In particular, this test cannot be used to prove that some series does not converge uniformly.

Now consider

$$f_k(x)=\frac{1}{kx+2}-\frac{1}{(k+1)x+2}$$

Consider the partial sum

\begin{align*} S_n(x)=\sum_{k=0}^{n} f_k(x)&=\left(\frac{1}{2}-\frac{1}{x+2}\right)+\cdots+\left(\frac{1}{nx+2}-\frac{1}{(n+1)x+2}\right)\\ &=\frac{1}{2}-\frac{1}{(n+1)x+2} \end{align*}

the series $\sum f_k(x)$ converges uniformly if and only if $S_n$ converges uniformly.
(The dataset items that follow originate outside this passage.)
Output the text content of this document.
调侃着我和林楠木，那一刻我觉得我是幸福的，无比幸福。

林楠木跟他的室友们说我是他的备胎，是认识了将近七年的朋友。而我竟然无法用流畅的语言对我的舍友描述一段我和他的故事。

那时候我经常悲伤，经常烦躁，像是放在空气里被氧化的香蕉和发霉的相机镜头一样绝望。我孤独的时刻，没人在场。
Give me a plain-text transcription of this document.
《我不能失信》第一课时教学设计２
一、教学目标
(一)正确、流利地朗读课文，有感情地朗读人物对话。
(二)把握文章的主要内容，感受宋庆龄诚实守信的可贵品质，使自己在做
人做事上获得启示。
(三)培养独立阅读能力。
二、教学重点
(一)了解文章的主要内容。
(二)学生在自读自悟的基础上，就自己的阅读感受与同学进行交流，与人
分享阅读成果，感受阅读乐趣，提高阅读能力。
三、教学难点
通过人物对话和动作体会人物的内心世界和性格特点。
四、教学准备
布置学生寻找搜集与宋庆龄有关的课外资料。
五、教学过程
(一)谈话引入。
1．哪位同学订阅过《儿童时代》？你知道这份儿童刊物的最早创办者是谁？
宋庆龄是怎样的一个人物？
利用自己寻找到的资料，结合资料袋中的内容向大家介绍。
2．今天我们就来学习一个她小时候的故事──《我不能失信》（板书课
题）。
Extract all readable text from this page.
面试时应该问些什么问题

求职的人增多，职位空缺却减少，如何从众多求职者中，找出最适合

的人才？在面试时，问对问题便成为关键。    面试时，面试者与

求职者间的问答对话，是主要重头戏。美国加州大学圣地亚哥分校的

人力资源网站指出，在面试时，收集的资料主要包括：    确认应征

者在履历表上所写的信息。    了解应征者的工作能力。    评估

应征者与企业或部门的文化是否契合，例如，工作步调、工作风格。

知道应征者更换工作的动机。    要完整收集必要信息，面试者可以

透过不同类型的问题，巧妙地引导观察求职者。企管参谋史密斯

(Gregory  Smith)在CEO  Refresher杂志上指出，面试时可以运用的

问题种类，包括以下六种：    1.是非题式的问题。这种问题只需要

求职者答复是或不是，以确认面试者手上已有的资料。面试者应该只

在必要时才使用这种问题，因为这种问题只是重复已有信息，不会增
Now $S_n(0)=0$ for all $n$. So $S_n(0) \to 0$, and $S_n(x) \to \frac{1}{2}$ for $0<x\le 1$. So define

$$S(x)= \begin{cases} 0 & \text{if} \quad x=0 \\ \frac{1}{2} & \text{if} \quad 0<x\le 1 \end{cases}$$

Then $S_n(x)\to S(x)$. Also, $S_n(0)-S(0)=0$ for any $n$. Now

$$m_n:=\sup_{x\in [0,1]} |S_n-S|=\sup_{x\in (0,1]} \left\lvert -\frac{1}{(n+1)x+2} \right\rvert=\frac{1}{2} \not\to 0$$

So $S_n$ does not converge uniformly.

• I don't think I fully understand what you are trying to say with the last equation. Basically, it should be that with uniform convergence, that $S_n(x)$ must be equal to 0 if $x=0$ or $\frac{1}{2}$ when 0<x<1 as n goes to infinity? – user131516 Mar 20 '15 at 5:11
• Yes, equivalent definition of uniform convergence of sequence of functions $S_n(x)$ is that $S_n(x)$ is uniformly convergent if and only if there is $N\in \mathbb{N}$ such that $\sup |S_n(x)-S(x)|$ exists for all $n\ge N$ and limit of this supremum is equal to $0$ as $n\to \infty$. In our case supremum exists for all $n\ge 0$, however limit of the sequence of supremum $m_n$ cannot be $0$. – user160738 Mar 20 '15 at 5:19
• Ahhhh thank you, that's starting to make so much sense. Thanks your help! – user131516 Mar 20 '15 at 6:18

For all $x\in(0,1)$, \begin{align} \sum_{k=0}^n\left(\frac1{kx+2}-\frac1{kx+x+2}\right) &=\sum_{k=0}^n\frac1{kx+2}-\sum_{k=0}^n\frac1{kx+x+2}\\ &=\sum_{k=0}^n\frac1{kx+2}-\sum_{k=1}^{n+1}\frac1{kx+2}\\ &=\frac12-\frac1{(n+1)x+2}\tag{1} \end{align} the limit is $\frac12$. However, as $x\to0$, we need $n\ge\frac{1-2\epsilon}{\epsilon x}\to\infty$ for the expression to be within $\epsilon$ of $\frac12$. Thus, the convergence is not uniform on $(0,1)$ so it cannot be uniform on $[0,1]$.

Another approach is to use the fact that a sequence of continuous functions that converge uniformly, converge to a continuous function. Equation $(1)$ shows that the sum converges to $\frac12$ on $(0,1]$ and $0$ at $0$, which is not continuous on $[0,1]$.